Ultimately, the FTC said that companies in Big Data analytics should take the following steps:

  • “Consider whether your data sets are missing information from particular populations and, if they are, take appropriate steps to address this problem.”
  • “Review your data sets and algorithms to ensure that hidden biases are not having an unintended impact on certain populations.”
  • “Remember that just because big data found a correlation, it does not necessarily mean that the correlation is meaningful. As such, you should balance the risks of using those results, especially where your policies could negatively affect certain populations. It may be worthwhile to have human oversight of data and algorithms when big data tools are used to make important decisions, such as those implicating health, credit, and employment.
  • “Consider whether fairness and ethical considerations advise against using big data in certain circumstances. Consider further whether you can use big data in ways that advance opportunities for previously underrepresented populations.”

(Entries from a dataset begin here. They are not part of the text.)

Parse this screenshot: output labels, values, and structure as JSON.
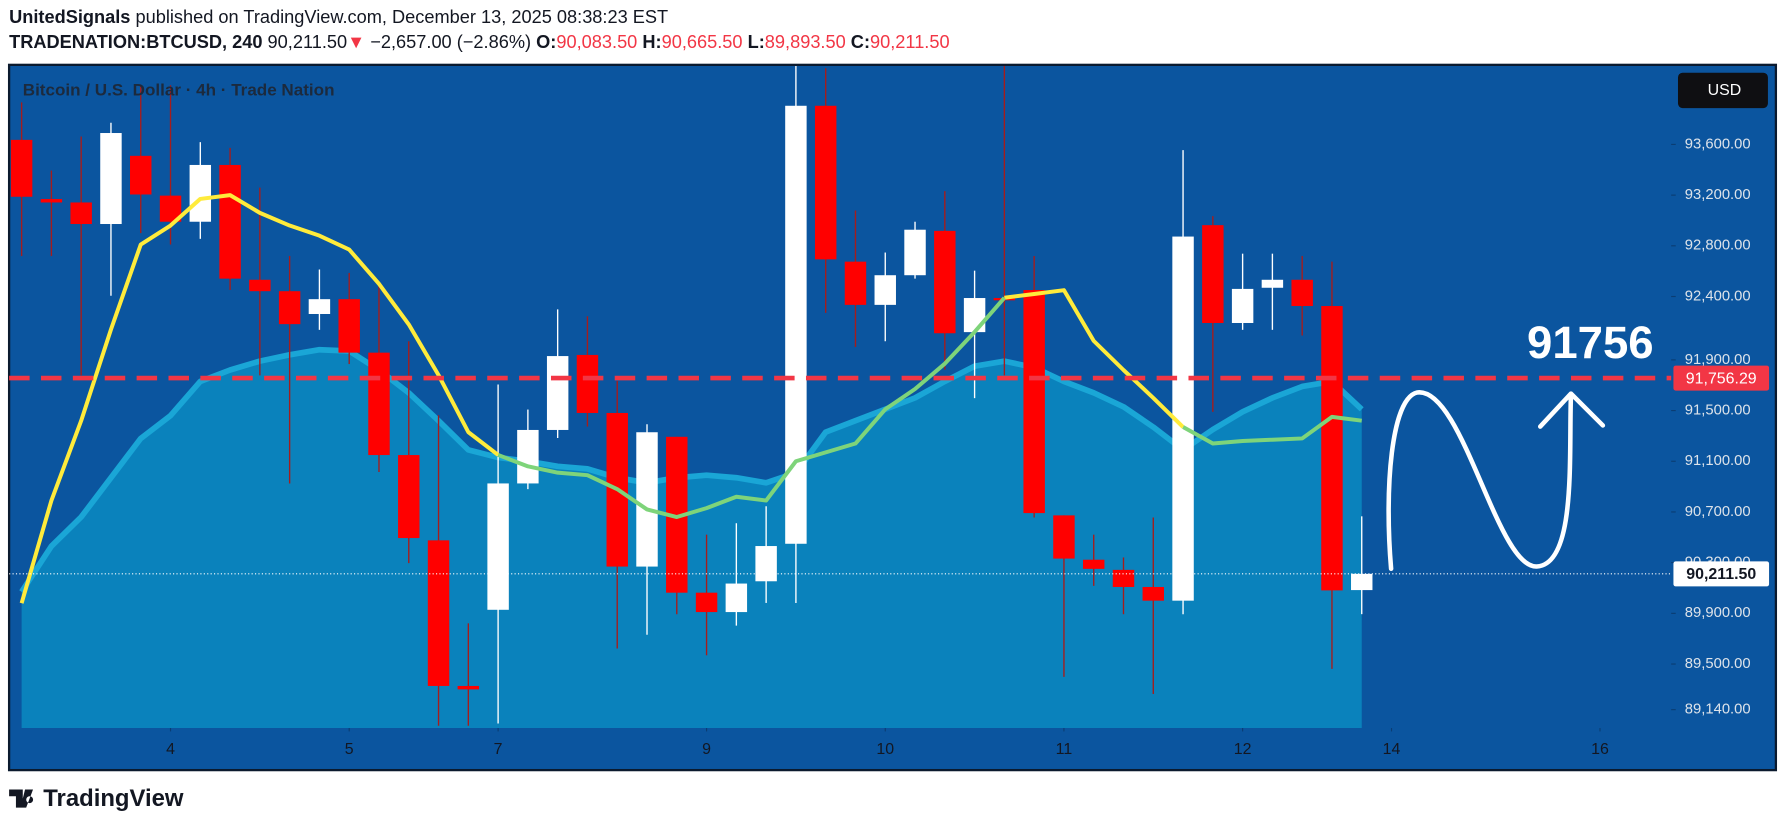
{
  "header": {
    "author": "UnitedSignals",
    "published": "published on TradingView.com, December 13, 2025 08:38:23 EST",
    "symbol": "TRADENATION:BTCUSD, 240",
    "last": "90,211.50",
    "arrow": "▼",
    "change": "−2,657.00 (−2.86%)",
    "o_label": "O:",
    "o": "90,083.50",
    "h_label": "H:",
    "h": "90,665.50",
    "l_label": "L:",
    "l": "89,893.50",
    "c_label": "C:",
    "c": "90,211.50"
  },
  "chart_data": {
    "type": "candlestick",
    "title": "Bitcoin / U.S. Dollar · 4h · Trade Nation",
    "currency": "USD",
    "up_color": "#ffffff",
    "down_color": "#ff0000",
    "open": [
      93636,
      93169,
      93142,
      92972,
      93510,
      93196,
      92990,
      93438,
      92532,
      92442,
      92262,
      92379,
      91957,
      91149,
      90476,
      89327,
      89928,
      90925,
      91347,
      91939,
      91481,
      90269,
      91293,
      90063,
      89910,
      90153,
      90449,
      93905,
      92675,
      92334,
      92568,
      92918,
      92119,
      92388,
      92451,
      90673,
      90323,
      90243,
      90108,
      90000,
      92963,
      92191,
      92469,
      92532,
      92325,
      90083.5
    ],
    "high": [
      93932,
      93394,
      93663,
      93771,
      94067,
      94067,
      93618,
      93573,
      93259,
      92720,
      92613,
      92586,
      92496,
      92047,
      91463,
      89821,
      91706,
      91508,
      92298,
      92244,
      91733,
      91392,
      91293,
      90521,
      90611,
      90745,
      94219,
      94201,
      93079,
      92747,
      92990,
      93232,
      92604,
      94219,
      92720,
      90673,
      90521,
      90341,
      90656,
      93555,
      93034,
      92738,
      92738,
      92720,
      92675,
      90665.5
    ],
    "low": [
      92720,
      92720,
      91778,
      92406,
      92900,
      92810,
      92855,
      92451,
      91778,
      90925,
      92137,
      91867,
      91015,
      90296,
      89013,
      89013,
      89031,
      90880,
      91284,
      91374,
      89623,
      89731,
      89893,
      89569,
      89803,
      89982,
      89982,
      92271,
      92002,
      92047,
      92541,
      91823,
      91598,
      91778,
      90656,
      89399,
      90117,
      89893,
      89264,
      89893,
      91490,
      92137,
      92137,
      92092,
      89462,
      89893.5
    ],
    "close": [
      93187,
      93142,
      92972,
      93690,
      93205,
      92990,
      93438,
      92541,
      92442,
      92182,
      92379,
      91957,
      91149,
      90494,
      89327,
      89300,
      90925,
      91347,
      91930,
      91481,
      90269,
      91329,
      90063,
      89910,
      90135,
      90431,
      93905,
      92693,
      92334,
      92568,
      92927,
      92110,
      92388,
      92370,
      90691,
      90332,
      90251,
      90108,
      90000,
      92873,
      92191,
      92460,
      92532,
      92325,
      90081,
      90211.5
    ],
    "lines": [
      {
        "color": "#ffeb3b",
        "values": [
          89980,
          90790,
          91420,
          92140,
          92810,
          92960,
          93170,
          93200,
          93060,
          92960,
          92880,
          92770,
          92500,
          92180,
          91780,
          91330,
          91150,
          null,
          null,
          null,
          null,
          null,
          null,
          null,
          null,
          null,
          null,
          null,
          null,
          null,
          null,
          null,
          null,
          92390,
          92420,
          92450,
          92050,
          91820,
          91600,
          91370,
          null,
          null,
          null,
          null,
          null,
          null
        ]
      },
      {
        "color": "#7ed47a",
        "values": [
          null,
          null,
          null,
          null,
          null,
          null,
          null,
          null,
          null,
          null,
          null,
          null,
          null,
          null,
          null,
          null,
          91150,
          91060,
          91010,
          90990,
          90880,
          90720,
          90660,
          90730,
          90820,
          90790,
          91100,
          91170,
          91240,
          91510,
          91670,
          91870,
          92120,
          92390,
          null,
          null,
          null,
          null,
          null,
          91370,
          91240,
          91260,
          91270,
          91280,
          91450,
          91420
        ]
      }
    ],
    "area": {
      "color": "#0a82bc",
      "edge_color": "#1aa6d6",
      "values": [
        90070,
        90430,
        90660,
        90970,
        91280,
        91460,
        91730,
        91820,
        91890,
        91940,
        91980,
        91970,
        91820,
        91640,
        91420,
        91190,
        91130,
        91100,
        91060,
        91040,
        90970,
        90930,
        90970,
        90990,
        90970,
        90930,
        91010,
        91330,
        91420,
        91510,
        91600,
        91730,
        91850,
        91890,
        91840,
        91730,
        91640,
        91530,
        91370,
        91190,
        91350,
        91490,
        91600,
        91690,
        91730,
        91510
      ]
    },
    "levels": [
      {
        "value": 91756.29,
        "label": "91,756.29",
        "color": "#f23645",
        "style": "dashed"
      },
      {
        "value": 90211.5,
        "label": "90,211.50",
        "color": "#ffffff",
        "style": "dotted"
      }
    ],
    "annotation": "91756",
    "xlim": [
      -0.42,
      55.39
    ],
    "xticks": [
      {
        "value": 5,
        "label": "4"
      },
      {
        "value": 11,
        "label": "5"
      },
      {
        "value": 16,
        "label": "7"
      },
      {
        "value": 23,
        "label": "9"
      },
      {
        "value": 29,
        "label": "10"
      },
      {
        "value": 35,
        "label": "11"
      },
      {
        "value": 41,
        "label": "12"
      },
      {
        "value": 46,
        "label": "14"
      },
      {
        "value": 53,
        "label": "16"
      }
    ],
    "ylim": [
      88995,
      94219
    ],
    "yticks": [
      {
        "value": 93600,
        "label": "93,600.00"
      },
      {
        "value": 93200,
        "label": "93,200.00"
      },
      {
        "value": 92800,
        "label": "92,800.00"
      },
      {
        "value": 92400,
        "label": "92,400.00"
      },
      {
        "value": 91900,
        "label": "91,900.00"
      },
      {
        "value": 91500,
        "label": "91,500.00"
      },
      {
        "value": 91100,
        "label": "91,100.00"
      },
      {
        "value": 90700,
        "label": "90,700.00"
      },
      {
        "value": 90300,
        "label": "90,300.00"
      },
      {
        "value": 89900,
        "label": "89,900.00"
      },
      {
        "value": 89500,
        "label": "89,500.00"
      },
      {
        "value": 89140,
        "label": "89,140.00"
      }
    ]
  },
  "footer": {
    "brand": "TradingView"
  }
}
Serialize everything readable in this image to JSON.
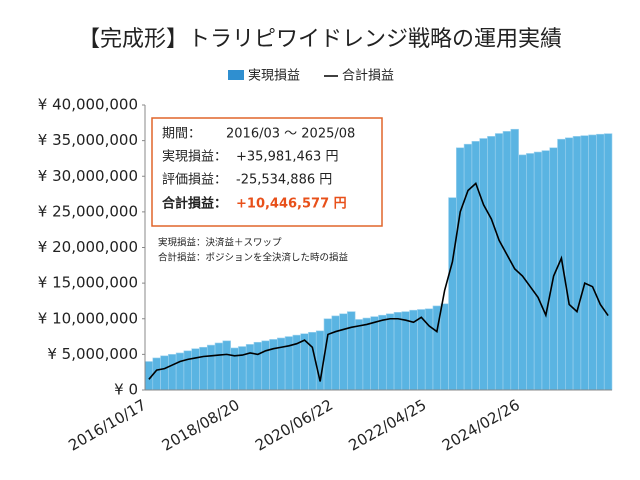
{
  "chart_data": {
    "type": "bar",
    "title": "【完成形】トラリピワイドレンジ戦略の運用実績",
    "categories": [
      "2016/10/17",
      null,
      null,
      null,
      null,
      null,
      null,
      null,
      null,
      null,
      null,
      null,
      "2018/08/20",
      null,
      null,
      null,
      null,
      null,
      null,
      null,
      null,
      null,
      null,
      null,
      "2020/06/22",
      null,
      null,
      null,
      null,
      null,
      null,
      null,
      null,
      null,
      null,
      null,
      "2022/04/25",
      null,
      null,
      null,
      null,
      null,
      null,
      null,
      null,
      null,
      null,
      null,
      "2024/02/26",
      null,
      null,
      null,
      null,
      null,
      null,
      null,
      null,
      null,
      null,
      null
    ],
    "series": [
      {
        "name": "実現損益",
        "type": "bar",
        "color": "#5ab4e2",
        "values": [
          4000000,
          4500000,
          4800000,
          5000000,
          5200000,
          5500000,
          5800000,
          6000000,
          6300000,
          6600000,
          6900000,
          5900000,
          6100000,
          6400000,
          6700000,
          6900000,
          7100000,
          7300000,
          7500000,
          7700000,
          7900000,
          8100000,
          8300000,
          10000000,
          10400000,
          10700000,
          11000000,
          9900000,
          10100000,
          10300000,
          10500000,
          10700000,
          10900000,
          11000000,
          11200000,
          11300000,
          11400000,
          11800000,
          12100000,
          27000000,
          34000000,
          34500000,
          34900000,
          35300000,
          35600000,
          36000000,
          36300000,
          36600000,
          33000000,
          33200000,
          33400000,
          33600000,
          34000000,
          35200000,
          35400000,
          35600000,
          35700000,
          35800000,
          35900000,
          35981463
        ]
      },
      {
        "name": "合計損益",
        "type": "line",
        "color": "#000000",
        "values": [
          1500000,
          2800000,
          3000000,
          3500000,
          4000000,
          4300000,
          4500000,
          4700000,
          4800000,
          4900000,
          5000000,
          4800000,
          4900000,
          5200000,
          5000000,
          5500000,
          5800000,
          6000000,
          6200000,
          6500000,
          7000000,
          6000000,
          1200000,
          7800000,
          8200000,
          8500000,
          8800000,
          9000000,
          9200000,
          9500000,
          9800000,
          10000000,
          10000000,
          9800000,
          9500000,
          10200000,
          9000000,
          8200000,
          14000000,
          18000000,
          25000000,
          28000000,
          29000000,
          26000000,
          24000000,
          21000000,
          19000000,
          17000000,
          16000000,
          14500000,
          13000000,
          10500000,
          16000000,
          18500000,
          12000000,
          11000000,
          15000000,
          14500000,
          12000000,
          10446577
        ]
      }
    ],
    "ylim": [
      0,
      40000000
    ],
    "yticks": [
      {
        "value": 0,
        "label": "¥ 0"
      },
      {
        "value": 5000000,
        "label": "¥ 5,000,000"
      },
      {
        "value": 10000000,
        "label": "¥ 10,000,000"
      },
      {
        "value": 15000000,
        "label": "¥ 15,000,000"
      },
      {
        "value": 20000000,
        "label": "¥ 20,000,000"
      },
      {
        "value": 25000000,
        "label": "¥ 25,000,000"
      },
      {
        "value": 30000000,
        "label": "¥ 30,000,000"
      },
      {
        "value": 35000000,
        "label": "¥ 35,000,000"
      },
      {
        "value": 40000000,
        "label": "¥ 40,000,000"
      }
    ],
    "info_box": [
      {
        "label": "期間：",
        "value": "2016/03 ～ 2025/08"
      },
      {
        "label": "実現損益：",
        "value": "+35,981,463 円"
      },
      {
        "label": "評価損益：",
        "value": "-25,534,886 円"
      },
      {
        "label": "合計損益：",
        "value": "+10,446,577 円"
      }
    ],
    "notes": [
      "実現損益：決済益＋スワップ",
      "合計損益：ポジションを全決済した時の損益"
    ]
  }
}
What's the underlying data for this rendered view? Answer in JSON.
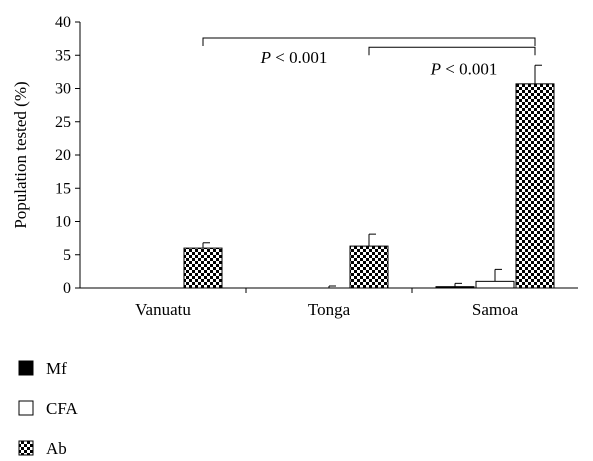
{
  "chart_data": {
    "type": "bar",
    "title": "",
    "xlabel": "",
    "ylabel": "Population tested (%)",
    "ylim": [
      0,
      40
    ],
    "yticks": [
      0,
      5,
      10,
      15,
      20,
      25,
      30,
      35,
      40
    ],
    "categories": [
      "Vanuatu",
      "Tonga",
      "Samoa"
    ],
    "series": [
      {
        "name": "Mf",
        "fill": "solid-black",
        "values": [
          0,
          0,
          0.2
        ],
        "errors": [
          0,
          0,
          0.5
        ]
      },
      {
        "name": "CFA",
        "fill": "white",
        "values": [
          0,
          0,
          1.0
        ],
        "errors": [
          0,
          0.3,
          1.8
        ]
      },
      {
        "name": "Ab",
        "fill": "checkered",
        "values": [
          6.0,
          6.3,
          30.7
        ],
        "errors": [
          0.8,
          1.8,
          2.8
        ]
      }
    ],
    "annotations": [
      {
        "text": "P < 0.001",
        "from": "Vanuatu",
        "to": "Samoa"
      },
      {
        "text": "P < 0.001",
        "from": "Tonga",
        "to": "Samoa"
      }
    ],
    "legend_position": "bottom-left",
    "grid": false
  }
}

A disunited FTC: Commissioner Olhausen defends research and analytics

FTC Commissioner Maureen Olhausen filed a dissenting statement with the Big Data discrimination report, focusing primarily on the lack of consideration for economic analysis in the report’s conclusions. For instance, while she felt that the impact on consumers of inaccurate data was certainly a concern, “market and economic forces” can help mitigate it: “Businesses have strong incentives to seek accurate information about consumers, whatever the tool. Indeed, businesses use big data specifically to increase accuracy. Our competition expertise tells us that if one company draws incorrect conclusions and misses opportunities, competitors with better analysis will strive to fill the gap.”

Olhausen’s example of competitive advantage in research and analytics was “Moneyball.”

“To the extent that companies today misunderstand members of low-income, disadvantaged, or vulnerable populations, big data analytics combined with a competitive market may well resolve these misunderstandings rather than perpetuate them.”

The Commissioner concluded that considering the “powerful forces of economics” and the free market was necessary in order to fully understand the costs and benefit of Big Data analytics. “If we give undue credence to hypothetical harms, we risk distracting ourselves from genuine harms and discouraging the development of the very tools that promise new benefits to low income, disadvantaged, and vulnerable individuals.”